Elle me regardait, son visage adouci par l’empathie pour ma pénible situation qui transpirait par tous mes pores. Je pense qu’à ce moment, je lui faisais plus pitié qu’autre chose.

― Je ne dirai rien, je te le promets, et je tiens toujours parole. Tu veux que je te le prouve, c’est ça ?

― Heu, oui, dis-je, intrigué par sa réaction, pourtant aussi étrange que d’habitude.

― Elle se redressa, debout devant moi, et retira son teeshirt en me regardant droit dans les yeux.

― Mais arrête, qu’est-ce que tu fais ? bégayai-je surpris et pris d’un accès de pudeur devant sa poitrine nue.

Elle se mit à rire devant ma gêne et ma soudaine timidité. Puis elle se retourna. Son dos était marqué par de nombreuses cicatrices circulaires de brulures, de deux ou trois centimètres chacune.
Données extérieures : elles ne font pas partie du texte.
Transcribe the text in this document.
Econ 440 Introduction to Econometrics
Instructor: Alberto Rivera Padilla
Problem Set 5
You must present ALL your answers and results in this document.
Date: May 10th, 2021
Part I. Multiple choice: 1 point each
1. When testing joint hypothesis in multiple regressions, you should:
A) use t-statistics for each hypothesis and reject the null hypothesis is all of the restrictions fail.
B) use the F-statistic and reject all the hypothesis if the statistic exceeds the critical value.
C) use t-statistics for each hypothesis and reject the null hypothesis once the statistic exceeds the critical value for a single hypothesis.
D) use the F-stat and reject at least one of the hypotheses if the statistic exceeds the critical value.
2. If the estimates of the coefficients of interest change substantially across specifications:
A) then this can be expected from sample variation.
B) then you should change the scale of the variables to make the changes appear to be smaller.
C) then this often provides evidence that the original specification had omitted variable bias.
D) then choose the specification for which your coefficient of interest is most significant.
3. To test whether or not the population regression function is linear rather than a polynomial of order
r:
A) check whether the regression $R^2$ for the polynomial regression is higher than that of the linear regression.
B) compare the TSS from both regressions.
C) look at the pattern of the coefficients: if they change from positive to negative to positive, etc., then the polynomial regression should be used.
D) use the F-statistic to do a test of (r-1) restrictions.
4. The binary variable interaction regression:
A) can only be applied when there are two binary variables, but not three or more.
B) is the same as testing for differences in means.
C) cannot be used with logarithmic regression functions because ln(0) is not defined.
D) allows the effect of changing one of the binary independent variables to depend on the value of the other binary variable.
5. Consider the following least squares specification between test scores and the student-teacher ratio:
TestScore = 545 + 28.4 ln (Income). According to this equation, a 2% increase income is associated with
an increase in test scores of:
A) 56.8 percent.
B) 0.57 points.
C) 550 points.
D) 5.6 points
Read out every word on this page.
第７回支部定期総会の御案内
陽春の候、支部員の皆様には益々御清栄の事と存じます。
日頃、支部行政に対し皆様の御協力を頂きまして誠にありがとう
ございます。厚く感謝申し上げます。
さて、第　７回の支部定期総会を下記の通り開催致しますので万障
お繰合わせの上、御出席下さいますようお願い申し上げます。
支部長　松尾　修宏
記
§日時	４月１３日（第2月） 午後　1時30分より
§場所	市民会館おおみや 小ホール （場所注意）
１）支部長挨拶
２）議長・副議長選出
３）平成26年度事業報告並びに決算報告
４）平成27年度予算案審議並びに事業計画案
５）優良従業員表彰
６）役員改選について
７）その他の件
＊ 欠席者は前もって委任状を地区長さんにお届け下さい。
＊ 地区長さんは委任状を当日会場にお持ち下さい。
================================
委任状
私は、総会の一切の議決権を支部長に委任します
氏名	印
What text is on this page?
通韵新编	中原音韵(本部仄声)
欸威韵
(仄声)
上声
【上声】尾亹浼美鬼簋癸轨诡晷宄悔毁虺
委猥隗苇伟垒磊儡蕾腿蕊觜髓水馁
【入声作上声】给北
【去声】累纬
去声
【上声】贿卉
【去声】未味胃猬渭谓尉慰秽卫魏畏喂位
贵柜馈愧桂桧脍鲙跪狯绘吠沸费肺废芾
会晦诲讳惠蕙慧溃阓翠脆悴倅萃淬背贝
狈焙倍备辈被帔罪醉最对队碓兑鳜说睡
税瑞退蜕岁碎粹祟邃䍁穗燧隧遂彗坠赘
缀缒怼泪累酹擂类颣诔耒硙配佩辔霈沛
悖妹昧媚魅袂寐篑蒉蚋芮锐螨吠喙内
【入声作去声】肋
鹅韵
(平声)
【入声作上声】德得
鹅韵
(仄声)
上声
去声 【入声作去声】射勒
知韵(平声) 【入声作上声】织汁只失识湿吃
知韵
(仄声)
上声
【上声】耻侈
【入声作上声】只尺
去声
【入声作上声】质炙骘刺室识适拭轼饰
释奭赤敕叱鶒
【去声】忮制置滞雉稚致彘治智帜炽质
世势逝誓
C’était très impressionnant.

― Que t’est-il arrivé ? Pourquoi me montres-tu ça ?

― Tu me l’as demandé, dit-elle en rajustant son teeshirt.

― Moi ? Mais non…

― Tu voulais une preuve. On m’a torturée à la cigarette pour que je dévoile un secret. Et je n’ai rien lâché, jusqu’à m’évanouir de douleur.

― Ok, je comprends, murmurai-je impressionné. Quel monde de sauvages ! furent les seules paroles qui me vinrent, dérisoires face à cette horreur. Comment… Que… Qui t’a fait ça ?

― Peu importe. Ce n’est pas la peine d’entrer dans les détails. Je te le dis, je garderai ton secret. Alors si tu veux parler, fais-le.

J’étais complètement déstabilisé. Je réfléchis quelques secondes et décidai de lui expliquer le problème. Cela prit un moment, car j’estimais qu’il me fallait d’abord éclaircir que toute ma vie j’avais été quelqu’un de tranquille, de droit, et sans aucun problème avec la légalité. Finalement, qu’elle comprenne ce que pouvait représenter pour moi le problème de la relation avec quelqu’un tel que Nikolaï. Je dus aussi raconter tout ce qui faisait de lui le monstre dangereux qui hantait mes angoisses jour et nuit. Finalement, je racontai pratiquement toute l’histoire depuis le début de ce projet.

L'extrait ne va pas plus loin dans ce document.